“And our culture – without question – is so much poorer without the robust intellectual heritage of the former.”
Thanksgiving is the distinctive American holiday, born out of the triumph of faith over adversity, a day set aside to recall the blessings and bounty from God delivered to His faithful people.
President George Washington, a man who knew a thing or two about overcoming adversity and riding the Stallion of Faith to victory, issued the first Thanksgiving Day Proclamation for the new nation from New York City on October 14, 1789. It acknowledged how bereft of merit the people were, yet how grateful they must be of the Almighty’s blessings, for they received those things that they could not provide for themselves;
“[to] acknowledge the providence of Almighty God, to obey His will, to be grateful for His benefits, and humbly to implore His protection and favor.”
General then President George Washington, the greatest in an era of great men, took the counsel of God seriously and was well known for his study of Scripture and employing that knowledge liberally throughout his military and political career. (At his home in Mount Vernon, his prayer kneeler still sits next to his bed, where he kept a meticulous journal of his prayer life, reportedly spending up to two hours many evenings in prayer.) He understood, spoke, and wrote often about the Divine intersection of events that brought the new Republic into existence and what would ensure the continued blessings of liberty.
For decades, secularists and atheist apologists, constantly attacking and trying to strip religion and faith from every aspect of public life, have vapors every Thanksgiving, trying to pretend that the day was set aside as a generic celebration of sentimentality, begging the question, a Thanksgiving for what and to whom?

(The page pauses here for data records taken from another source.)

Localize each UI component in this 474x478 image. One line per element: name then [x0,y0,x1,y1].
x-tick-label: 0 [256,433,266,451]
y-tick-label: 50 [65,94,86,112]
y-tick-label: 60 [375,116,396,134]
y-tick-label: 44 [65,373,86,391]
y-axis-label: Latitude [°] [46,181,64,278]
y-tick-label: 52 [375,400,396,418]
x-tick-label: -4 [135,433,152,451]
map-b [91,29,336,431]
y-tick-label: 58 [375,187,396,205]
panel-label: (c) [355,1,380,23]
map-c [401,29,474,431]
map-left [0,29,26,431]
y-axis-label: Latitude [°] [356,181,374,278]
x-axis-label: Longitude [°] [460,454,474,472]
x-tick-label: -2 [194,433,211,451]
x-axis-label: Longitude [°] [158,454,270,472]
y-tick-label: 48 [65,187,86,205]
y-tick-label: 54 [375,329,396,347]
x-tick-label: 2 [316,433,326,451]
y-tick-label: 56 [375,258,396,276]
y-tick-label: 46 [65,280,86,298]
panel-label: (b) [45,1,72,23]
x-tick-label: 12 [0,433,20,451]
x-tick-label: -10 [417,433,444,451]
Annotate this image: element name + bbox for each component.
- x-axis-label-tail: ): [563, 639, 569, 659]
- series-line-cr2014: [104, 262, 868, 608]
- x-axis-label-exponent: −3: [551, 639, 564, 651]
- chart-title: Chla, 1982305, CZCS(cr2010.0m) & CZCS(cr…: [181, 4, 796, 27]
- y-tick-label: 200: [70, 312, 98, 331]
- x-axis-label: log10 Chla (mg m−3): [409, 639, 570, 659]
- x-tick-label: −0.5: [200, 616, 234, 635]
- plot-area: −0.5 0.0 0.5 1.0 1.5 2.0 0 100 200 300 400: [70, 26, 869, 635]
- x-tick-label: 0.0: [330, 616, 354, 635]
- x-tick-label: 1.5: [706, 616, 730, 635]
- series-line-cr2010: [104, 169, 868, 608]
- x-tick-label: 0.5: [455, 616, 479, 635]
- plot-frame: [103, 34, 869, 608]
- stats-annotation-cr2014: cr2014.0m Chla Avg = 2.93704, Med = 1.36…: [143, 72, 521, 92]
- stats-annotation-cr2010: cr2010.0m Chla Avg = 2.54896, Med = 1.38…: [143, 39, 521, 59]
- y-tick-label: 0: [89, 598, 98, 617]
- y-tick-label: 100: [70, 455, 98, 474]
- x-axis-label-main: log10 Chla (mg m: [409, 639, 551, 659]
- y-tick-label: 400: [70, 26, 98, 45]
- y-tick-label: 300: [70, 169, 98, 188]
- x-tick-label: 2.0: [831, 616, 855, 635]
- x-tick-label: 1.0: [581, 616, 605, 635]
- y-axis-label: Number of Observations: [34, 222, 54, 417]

President Washington set the day of Thanksgiving in the bedrock, which cannot be removed, save the Republic ceases to exist. It wasn’t a day to honor hard work but hard praying. Not luck, but faith. Nor was it a day celebrating chance and circumstance, but instead rejoicing in the rich blessings of being the children of the Most High. One day, the first president proclaimed:
“[To] be devoted by the people of these States to the service of that great and glorious Being who is the beneficent author of all the good that was, that is, or that will be; that we may then all unite in rendering unto Him our sincere and humble thanks for His kind care and protection of the people of this country previous to their becoming a nation; for the signal and manifold mercies and the favor, able interpositions of His providence in the course and conclusion of the late war; for the great degree of tranquility, union, and plenty which we have since enjoyed; for the peaceable and rational manner in which we have been enabled to establish constitutions of government for our safety and happiness, and particularly the national one now lately instituted.”
Of course, the hero of the American Revolution understood and supported the adoption of the Bill of Rights, ratified in 1791, and President Washington was well versed in the high standard of the First Amendment:
“Congress shall make no law respecting an establishment of religion, or prohibiting the free exercise thereof.”
But nowhere does the Constitution say that the government can’t commend or promote the virtue of faith, only that it may not make it a mandatory component of citizenship.
But today’s radial deconstructionists consider the First Amendment an anti-establishment clause allowing them – and them alone – carte blanche to remove faith from the public square in any fashion whatsoever – down to crosses in veteran cemeteries – and they are hard at work to disassociate anything and everything outside the walls of the church from its spiritual moorings.
The Founders would be appalled at them and the rest of us for allowing them to do so. One wonders when the good people of this Republic, by the tens of millions, stand up in every venue imaginable and say, “Enough! Not an inch further, but rather a mile back.”
President Washington’s proclamation was bold and clear, calling on the nation to give thanks for “the civil and religious liberty with which we are blessed, and the means we have of acquiring and diffusing useful knowledge; and, in general, for all the great and various favors which He has been pleased to confer upon us.”
Today’s political, secular, and religious leaders have, up to now, refused to employ President Washington’s boldness and clarity. Today’s leaders have largely allowed a determined and small minority to redefine the character and historical purpose of faith in public life without meaningful protest.
Tragically, they haven’t even made the compelling case that civic virtue and civil and religious liberty are inseparable.
On President-elect Trump’s checklist, he ought to charge his Administration to serve the lawful and valuable role of promoting, where appropriate, with vigor and consistency, the historical role of civic faith in their duties and declarations.
This doesn’t mean that the expression of civil faith in the nation comports with, establishes, or defines individual faith. But one takes energy from the other. And our culture – without question – is so much poorer without the robust intellectual heritage of the former.